You’re right-on there, that’s an issue I’ve been thinking through as well. Though, I do appreciate that the game seems to treat these two things as seperate entities. Did you ever notice how single-player and multiplayer have two completely different title screens? For them, and for us, multiplayer is almost a completely different game from the campaign.
And when I play multiplayer, I’ve had two distinct mindsets at various times. Sometimes, I feel as though I’m in a competitive sport, with the soldiers as mere icons, rather than actual serious concepts. I think this is just fine. Other times, I allow myself to appreciate the experience of being a part of a military team, and what that must be like. Both instances I find to be valuable.
This scene actually takes place at an airport in Russia, if that makes any difference.
I think Infinity Ward has succeeded with making their point. This game travels far beyond your typical shooter. This game depicts the reality of war in a tragic, artistic, and true fashion. This scene is NOT intended for those who can’t handle it or for those who are too immature to process the meaning behind it.
Parents, this one’s on you. It has a rating for a reason. It’s sad, terrifying, horrific, and leaves you feeling sick to the stomach. You can shoot innocent civilians, or simply walk through it while the other terrorist do the killing. I shot them because it was implied in briefing that sacrifices would have to be made for the greater good.
If you play it, you’ll learn the meaning behind this scene by seeing what unfolds after. There are some major things to take away from it. Terrorism is of ultimate evil. It is not funny, nor is it to be taken lightly. The threat is real to anyone, any place. Furthermore, sacrificing innocent lives for the greater good can cause a reaction far beyond what you had intended.
If you or your kids can’t read into what it’s really about, stay away. I hate to think of some kid laughing their way through the airport in Columbine style.
All good points, Milo.
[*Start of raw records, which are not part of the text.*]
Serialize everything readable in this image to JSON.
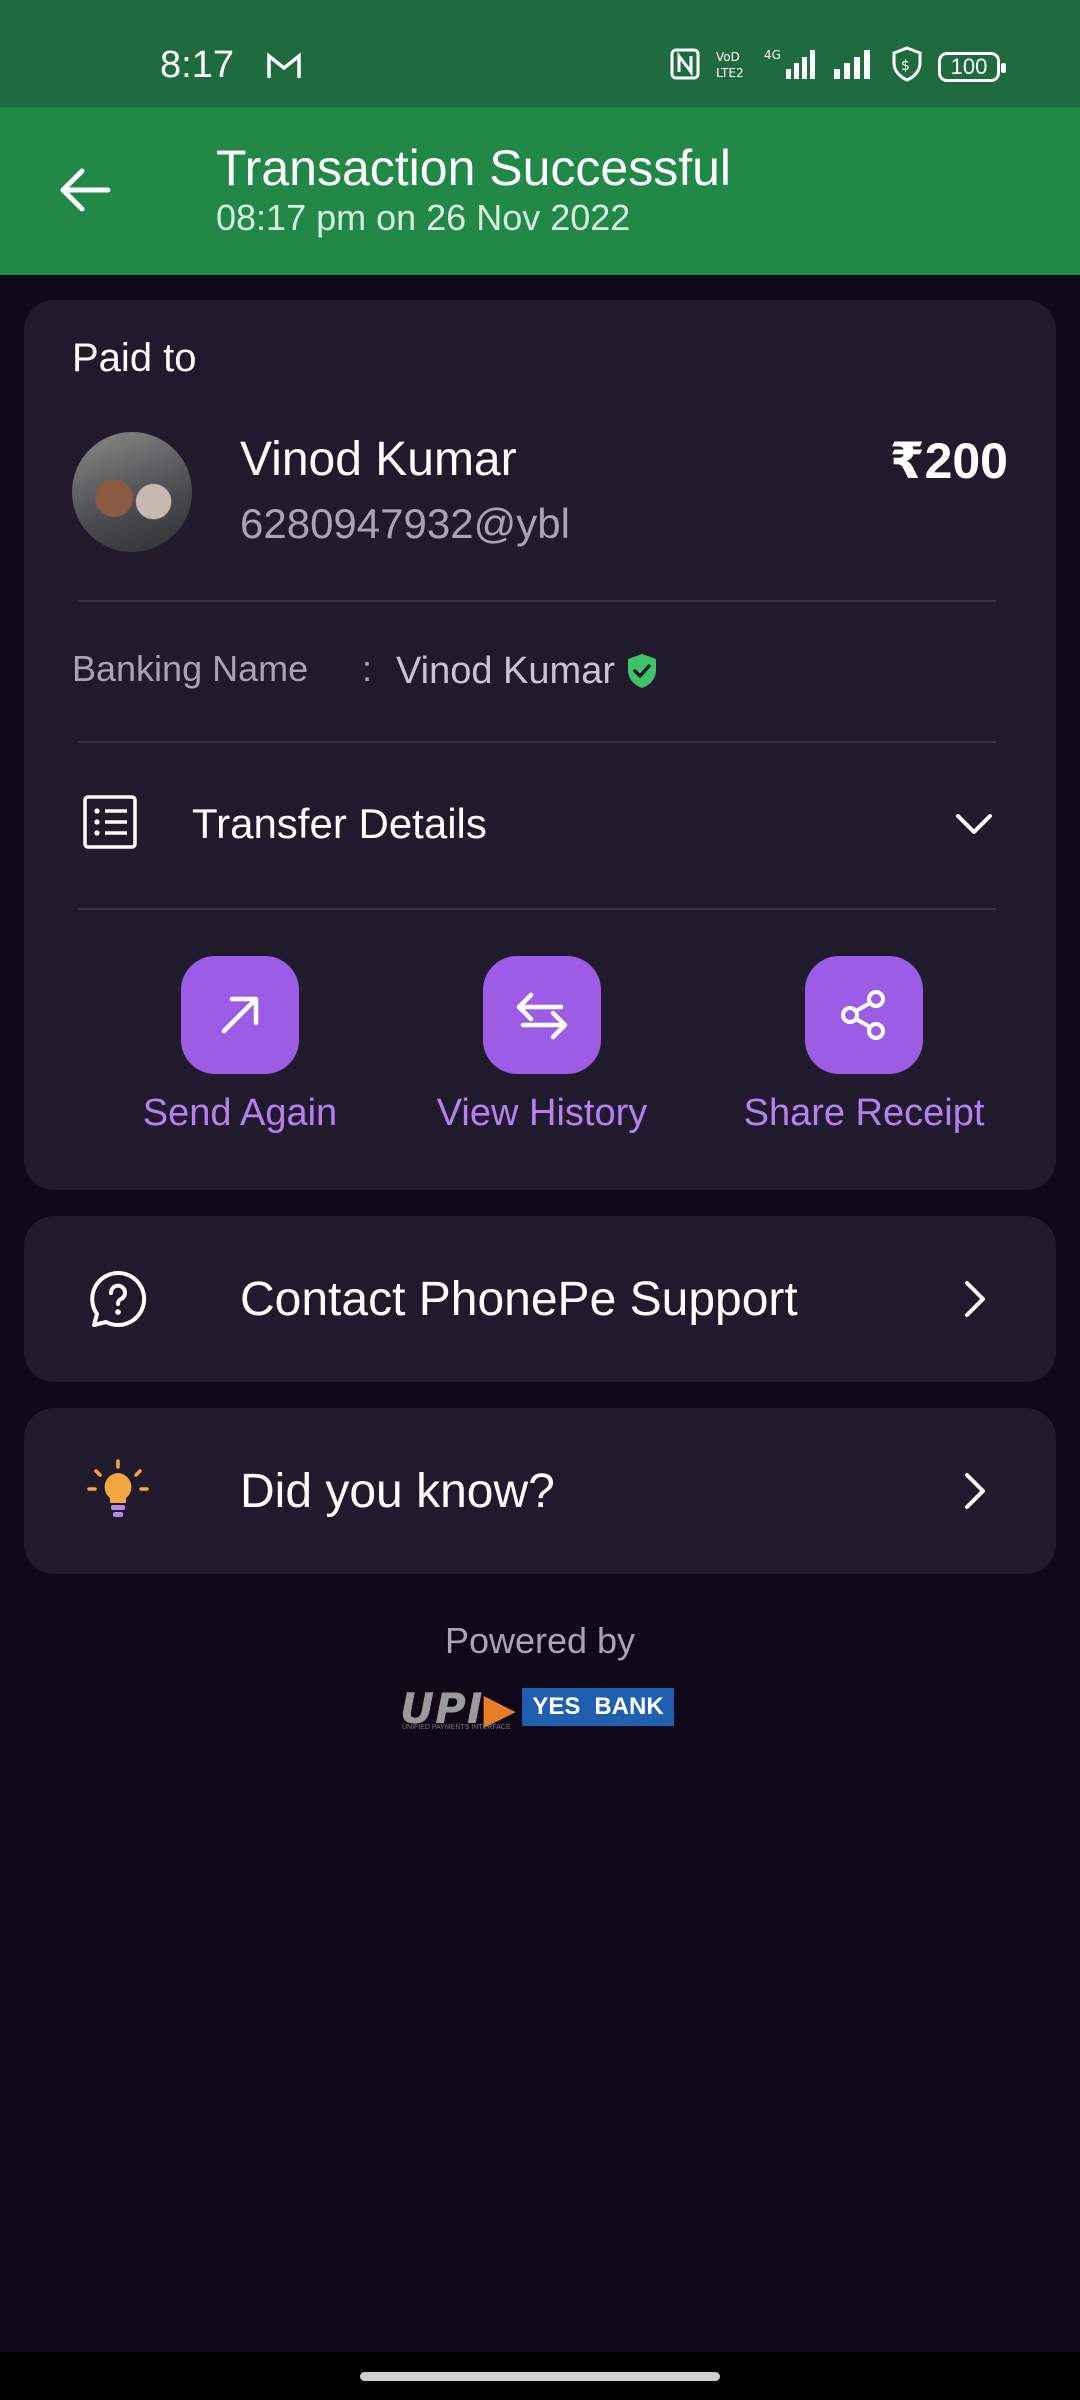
{
  "status_bar": {
    "time": "8:17",
    "battery": "100",
    "network": "4G",
    "volte": "Vo LTE2"
  },
  "header": {
    "title": "Transaction Successful",
    "subtitle": "08:17 pm on 26 Nov 2022"
  },
  "payment": {
    "paid_to_label": "Paid to",
    "payee_name": "Vinod Kumar",
    "payee_vpa": "6280947932@ybl",
    "amount": "₹200",
    "banking_name_label": "Banking Name",
    "banking_name_separator": ":",
    "banking_name": "Vinod Kumar"
  },
  "transfer_details": {
    "label": "Transfer Details"
  },
  "actions": [
    {
      "label": "Send Again",
      "icon": "arrow-up-right-icon"
    },
    {
      "label": "View History",
      "icon": "swap-arrows-icon"
    },
    {
      "label": "Share Receipt",
      "icon": "share-icon"
    }
  ],
  "rows": {
    "support_label": "Contact PhonePe Support",
    "did_you_know_label": "Did you know?"
  },
  "footer": {
    "powered_by": "Powered by",
    "upi_text": "UPI",
    "upi_subtext": "UNIFIED PAYMENTS INTERFACE",
    "bank_word1": "YES",
    "bank_word2": "BANK"
  },
  "colors": {
    "status_bar": "#1d6b3e",
    "header": "#218848",
    "background": "#0f0818",
    "card": "#211a2d",
    "accent": "#9d5ce6",
    "accent_text": "#b77ff0",
    "verified": "#3ec26a"
  }
}
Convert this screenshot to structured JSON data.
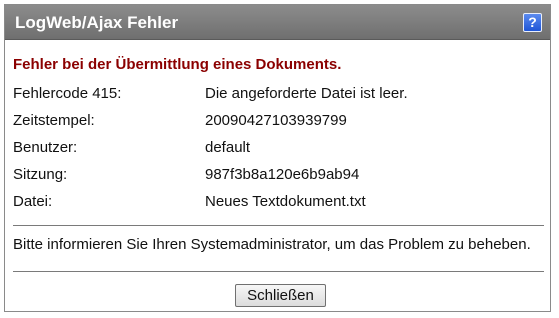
{
  "dialog": {
    "title": "LogWeb/Ajax Fehler",
    "help_label": "?",
    "error_heading": "Fehler bei der Übermittlung eines Dokuments.",
    "details": [
      {
        "label": "Fehlercode 415:",
        "value": "Die angeforderte Datei ist leer."
      },
      {
        "label": "Zeitstempel:",
        "value": "20090427103939799"
      },
      {
        "label": "Benutzer:",
        "value": "default"
      },
      {
        "label": "Sitzung:",
        "value": "987f3b8a120e6b9ab94"
      },
      {
        "label": "Datei:",
        "value": "Neues Textdokument.txt"
      }
    ],
    "message": "Bitte informieren Sie Ihren Systemadministrator, um das Problem zu beheben.",
    "close_label": "Schließen"
  },
  "colors": {
    "titlebar": "#7d7d7d",
    "error_heading": "#8b0000",
    "help_button": "#2a5fdc"
  },
  "icons": {
    "help": "help-icon"
  }
}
Thanks!
I really appricate you putting this up because so many times people automaticly accuse video games(or other mediums in general) of the problems happening with things but its also right that there are those emmotionally stunted individuals like you said who shouldnt play this game who i am around those types of individuals quite often and they are all getting this game just because its “awesome”. Which in my mind somewhat disgusts me because sure it is a game but theres a point at which you have to see it as more than just something fun and as something which addresses a serious issue. So i thank you for writting this.
You are taking this way out of proportion. What you don’t understand is that you aren’t being forced to kill the civillians, you have a choice to fire your gun or not and that is where you are being mistaken. I bet that when put in the scenario of the game you would go about on that mission shooting everyone you saw moving on that level without even thinking. If you must make such a big deal about it, then just don’t shoot of skip the level over all. Run around and look at the terminal but don’t engage in what your other “team mates” are doing. This is just a simulation. Nothing more. Nothing less. A game designed for entertainment to simulate the possibilites and unfortunate truths that can arise on any given day at any time. You as a christian should know and understand that the world we live in is so f*cked that a thing like this could happen. Infinity Ward is just putting it in perspective since hardly any other developer would. This game set to take place in the “not so distant future”, our world is spiralling down and it will all end soon due to our actions and our mistakes. And one more thing, the Terminal level takes place in Moscow, at a fictional airport called “Zakhaev International Airport”, not LAX.